Nos finais de 2011, Mateus Brandão, 31 anos, já com muito mundo conquistado, confessava-nos que, apesar de ser arquitecto, o que queria mesmo era fazer das viagens profissão. “É a viajar que me sinto completamente realizado”, dizia-nos. Agora, com mais duas grandes viagens no currículo, está cada vez mais perto de realizar o sonho: este ano, tornou-se guia especialista da agência de viagens Papa-Léguas (será um marcante périplo, já em Maio e Agosto: Berlim-Moscovo de comboio) e em Junho lançará o primeiro livro, “Destino: Sul”, onde relata a odisseia De Cabo a Cabo, a descida por três continentes, desde o ponto norte da Europa ao ponto mais sul de África.
"A estrada não é senão um caminho esburacado de terra batida, que nos faz saltar no banco improvisado, e por onde o condutor acelera – qual piloto de ralis – deixando atrás de nós um enorme rasto de poeira. Meia hora depois paramos no meio do nada. Um dos meus companheiros de viagem salta fora da carrinha, regressando de espingarda carregada, que faz repousar entre as pernas. Diz-me pertencer aos serviços secretos e que tenho muita sorte por estar a viajar com eles… Apenas um pensamento me ocorre: 'onde foi que me vim meter!?'”
Atravessar o norte do Quénia, entre lutas tribais e a possibilidade de um ataque de rebeldes somali, foi “sem dúvida a parte mais difícil” da primeira grande viagem que Mateus Brandão fez sozinho, do Cabo Norte, na Noruega, até [quase] ao Cabo Agulhas, na África do Sul. Ao longo de sete meses, o arquitecto de Santa Maria da Feira foi “descendo” por mais de vinte países em três continentes, no encalce daquilo que procura em cada viagem: “o encontro com as pessoas, a descoberta de outras culturas e o aprender” que daí advém.

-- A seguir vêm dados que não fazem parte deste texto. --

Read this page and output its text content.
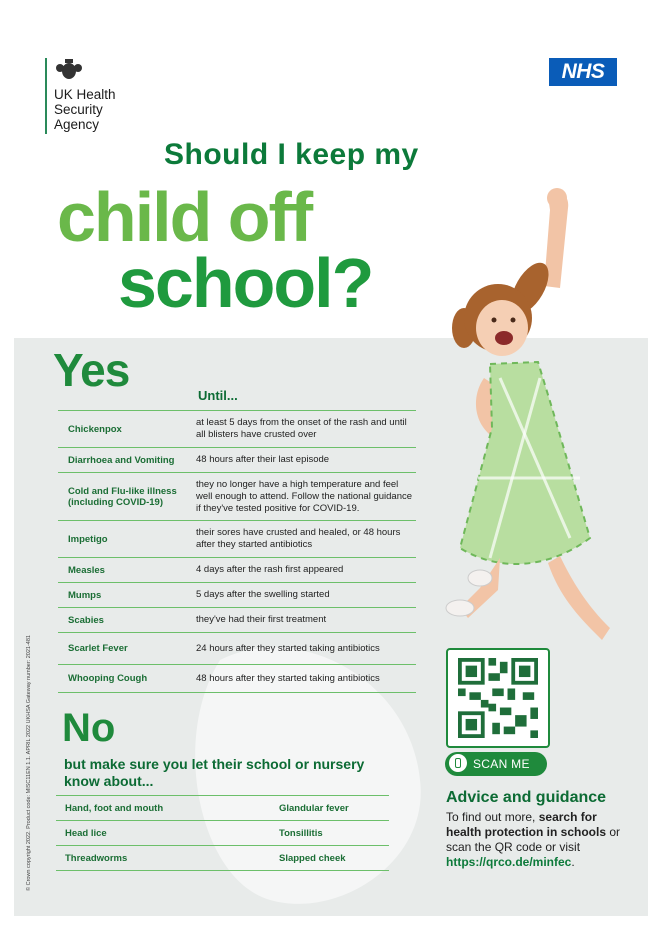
UK Health
Security
Agency
NHS
Should I keep my
child off
school?
Yes	Until...
Chickenpox	at least 5 days from the onset of the rash and until all blisters have crusted over
Diarrhoea and Vomiting	48 hours after their last episode
Cold and Flu-like illness (including COVID-19)	they no longer have a high temperature and feel well enough to attend. Follow the national guidance if they've tested positive for COVID-19.
Impetigo	their sores have crusted and healed, or 48 hours after they started antibiotics
Measles	4 days after the rash first appeared
Mumps	5 days after the swelling started
Scabies	they've had their first treatment
Scarlet Fever	24 hours after they started taking antibiotics
Whooping Cough	48 hours after they started taking antibiotics
No
but make sure you let their school or nursery know about...
Hand, foot and mouth	Glandular fever
Head lice	Tonsillitis
Threadworms	Slapped cheek
© Crown copyright 2022. Product code: MISC11EN 1.1. APRIL 2022 UKHSA Gateway number: 2021-481	SCAN ME
Advice and guidance
To find out more, search for health protection in schools or scan the QR code or visit https://qrco.de/minfec.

Para Mateus Brandão, viajar não “é tanto a ideia de visitar determinado local ou ir à procura do museu ou do palácio, é ir à procura das pessoas”. “A essência da viagem está no encontro”, escreveria mais tarde no blogue. É assim que vai desenhando uma “geografia de amizades” a cada partida. E é assim que mede o que de melhor lhe aconteceu, a cada chegada.
Por isso, da primeira grande viagem destaca precisamente experiências marcadas pelo contacto com as pessoas. A estadia no Cairo, onde passou o primeiro Natal fora de casa, entre amigos de estrada. A travessia do Sudão, “um país lindíssimo”, onde andou “o tempo todo à boleia, com pessoas super simpáticas”. Ou a família que o acolheu na Jordânia, “muito humilde”, mas que “pôs tudo à disposição, deu-me de comer, alojou-me, nunca me deixou sozinho” e que no fim se despediu “em lágrimas”. “Foi talvez a história mais marcante, porque resume tudo aquilo que são para mim as viagens e o porquê de viajar e viajar desta forma”, conta.
A primeira grande travessia acabaria, no entanto, com um travo amargo: não chegou ao destino, o Cabo Agulhas. Tinha deixado a chegada simbólica ao ponto mais sul de África para o último dia, “porque coincidia precisamente com os setes meses da partida”, mas “umas peripécias no rent-a-car” impediram-no de percorrer os 200 quilómetros que separam o cabo da capital do país. Ficou com “alguma pena”, mas, mais uma vez, para Mateus “aquilo que realmente importava acabou por acontecer na Cidade do Cabo”: “uma série de amigos que tinha feito pelo caminho” juntou-se na capital sul-africana para a despedida do português.